Reach out to your TAM again to talk about CR and RI combinations which can help to mitigate this problem.

lflux · on Oct 11, 2019

Migrating to a different hosting platform than AWS for ES aslo mitigates this problem too, which is more likely in our case.

SubuSS · on Oct 11, 2019

I am probably missing something here: If I understand what you're calling a blue/green deploy correct, you essentially want the ability to run 2x capacity for at least a little time (deploy time). So why wouldn't you reserve 2x?

Or switch to a AB like deploy? (deploy 5% or so, test against 5% from original deploy and decide on future).

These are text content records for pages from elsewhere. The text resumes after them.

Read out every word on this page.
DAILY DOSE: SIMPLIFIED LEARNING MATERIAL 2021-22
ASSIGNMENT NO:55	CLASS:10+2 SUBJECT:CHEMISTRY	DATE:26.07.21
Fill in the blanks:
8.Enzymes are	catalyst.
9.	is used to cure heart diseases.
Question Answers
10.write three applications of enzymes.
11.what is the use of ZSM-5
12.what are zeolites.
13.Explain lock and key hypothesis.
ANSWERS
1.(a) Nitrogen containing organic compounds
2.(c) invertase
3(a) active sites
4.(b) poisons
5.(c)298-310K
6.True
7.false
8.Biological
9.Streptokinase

coder543 · on Oct 11, 2019

> you essentially want the ability to run 2x capacity for at least a little time

This isn't the customer's choice. The customer does not want this.

As the article talks about, AWS Elasticsearch isn't actually elastic. On standard Elasticsearch, you can add and remove nodes at will and it will automatically handle rebalancing. AWS Elasticsearch can't do that. It has to spin up a new cluster of the desired size, copy everything over, and then turn off the old cluster. That is a form of blue/green deploy.

> So why wouldn't you reserve 2x?

Why would you want to pay double all the time because AWS can't use Elasticsearch correctly? AWS should foot the bill to ensure that everything works properly within their broken implementation when something requires the cluster to be duplicated and redeployed, not the customers.

> Or switch to a AB like deploy?

To reiterate: this isn't their choice. AWS forces this inefficient methodology on users of AWS Elasticsearch, which is why the article strongly recommends against using AWS Elasticsearch.

runamok · on Oct 12, 2019

Right. It should be trivial when instituting a change that would trigger an event like this to take inventory that the required instances are available.

henryfjordan · on Oct 11, 2019

Reserving 2x costs 2x.

Doing a Blue/Green deployment setup costs 1.003x assuming a 5 minute switchover once a day. Being able to provision an extra server instance for a few minutes is kinda the whole point of moving to "the cloud"

SubuSS · on Oct 14, 2019

Ok -I mixed up some GCP terms with AWS ones then: At least in GCP you can 'reserve' stuff that you want to use and pay for the ones you actually use. I am assuming they cap the reserve - I am yet to run into a situation where the reserved cores were unavailable.

I remember doing capacity planning like that for dynamo - but elastic search might be different.